Leadership as narrative: Connecting narratives to find shared purpose

Year: 2019

Author: Victory, Michael

Type of paper: Abstract refereed

Abstract:
Leadership development frameworks (e.g. DET 2007, AITSL, QELi) promote education leadership as knowledge, skills, and dispositions, or competencies to be attained. Leadership is presented as external to the persons involved in the process of leading or being led. This paper proposes that leadership development programs might be enhanced by understanding leadership as narrative.

The author has completed a narrative inquiry (Clandinin and Connelly) into an influential, if controversial, historical leader, Paul of Tarsus (Saint Paul). The inquiry was prompted by Paul’s new relevance in a conversation between theology and philosophy (Badiou, Žižek, Caputo) and emerging research on Paul as an educator (Judge, Smith, Edsall).

The mainstream narrative of Paul is that he adopted a new framework, Christianity, and travelled the Mediterranean, imposing this worldview.
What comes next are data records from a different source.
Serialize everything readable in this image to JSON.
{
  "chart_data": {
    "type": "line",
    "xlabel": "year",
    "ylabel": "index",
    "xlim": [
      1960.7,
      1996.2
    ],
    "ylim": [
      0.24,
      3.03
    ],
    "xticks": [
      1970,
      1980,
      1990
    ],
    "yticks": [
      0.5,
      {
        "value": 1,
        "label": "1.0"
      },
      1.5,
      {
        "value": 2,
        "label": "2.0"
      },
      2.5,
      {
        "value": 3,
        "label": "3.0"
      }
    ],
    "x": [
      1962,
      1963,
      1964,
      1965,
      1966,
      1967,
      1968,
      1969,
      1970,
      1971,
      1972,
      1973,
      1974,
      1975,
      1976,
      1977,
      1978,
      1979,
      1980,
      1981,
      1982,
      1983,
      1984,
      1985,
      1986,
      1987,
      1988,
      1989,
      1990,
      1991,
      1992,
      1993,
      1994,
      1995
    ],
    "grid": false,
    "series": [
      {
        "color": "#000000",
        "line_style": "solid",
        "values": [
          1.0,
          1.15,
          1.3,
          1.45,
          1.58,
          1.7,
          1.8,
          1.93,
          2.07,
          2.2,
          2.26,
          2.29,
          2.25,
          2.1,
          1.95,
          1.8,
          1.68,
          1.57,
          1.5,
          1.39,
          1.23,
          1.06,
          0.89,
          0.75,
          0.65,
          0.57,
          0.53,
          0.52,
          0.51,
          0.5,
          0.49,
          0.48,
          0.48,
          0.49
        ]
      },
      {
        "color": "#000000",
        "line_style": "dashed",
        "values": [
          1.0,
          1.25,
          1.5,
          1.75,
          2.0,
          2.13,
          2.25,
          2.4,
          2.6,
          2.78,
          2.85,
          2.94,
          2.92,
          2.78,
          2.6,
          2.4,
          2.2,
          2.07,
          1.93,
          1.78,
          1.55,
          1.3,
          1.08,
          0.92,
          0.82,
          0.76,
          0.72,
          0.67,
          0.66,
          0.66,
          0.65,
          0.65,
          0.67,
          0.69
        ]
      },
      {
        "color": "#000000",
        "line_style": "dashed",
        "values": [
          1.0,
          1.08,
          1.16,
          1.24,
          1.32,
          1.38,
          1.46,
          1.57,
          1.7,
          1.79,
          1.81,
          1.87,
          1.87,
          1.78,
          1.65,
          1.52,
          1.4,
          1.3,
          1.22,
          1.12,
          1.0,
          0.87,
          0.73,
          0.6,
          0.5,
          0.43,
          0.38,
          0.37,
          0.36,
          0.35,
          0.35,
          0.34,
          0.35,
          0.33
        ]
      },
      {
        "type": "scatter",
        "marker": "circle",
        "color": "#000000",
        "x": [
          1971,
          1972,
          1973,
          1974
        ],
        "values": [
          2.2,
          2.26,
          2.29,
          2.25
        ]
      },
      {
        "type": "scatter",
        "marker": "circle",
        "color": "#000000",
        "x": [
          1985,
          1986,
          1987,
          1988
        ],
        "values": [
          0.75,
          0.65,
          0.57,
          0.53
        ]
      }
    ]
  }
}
In contrast, this inquiry reveals Paul living in communities, connecting with the narrative of others, and leading communities to a renewed life, in which all were emancipated from their past and freed from the restrictions of identity. Paul introduced language and lived practices in each community that were open to all who committed to learning about a new life. (The practices foreshadow Dewey’s philosophy of pragmatism). Approaching Paul through narrative inquiry, suggests that Paul’s legacy may be a model for leading people to discover shared purpose, in which narrative is brought to the fore.

Drawing on Clandinin and Connelly’s three-dimensional model of narrative inquiry, and this new research on Paul, this paper suggests that leadership development programs might consider:

* The Dimension of Place – leadership narratives develop in specific places or a sequence of places. The agency of the individual impacts on the structures, and the structure influences the narrative of those who work within the place.
* The Personal and Social Dimension – narrative is developed in relationship with others, and so will include the inner feelings, the hopes, aesthetic reactions and moral dispositions of every person in the narrative. A leader must understand themselves and discover the narrative of those who they would lead.
* The Temporal Dimension – every person’s narrative has a past, present and future which constantly changes. Leaders, and those who would be led, will view the past and the future considering their experience in the present (Mead).

The paper argues that narrative, which begins from within, and which is experienced in relationship with others, might have value for educational leaders committed to the struggle for a socially just world.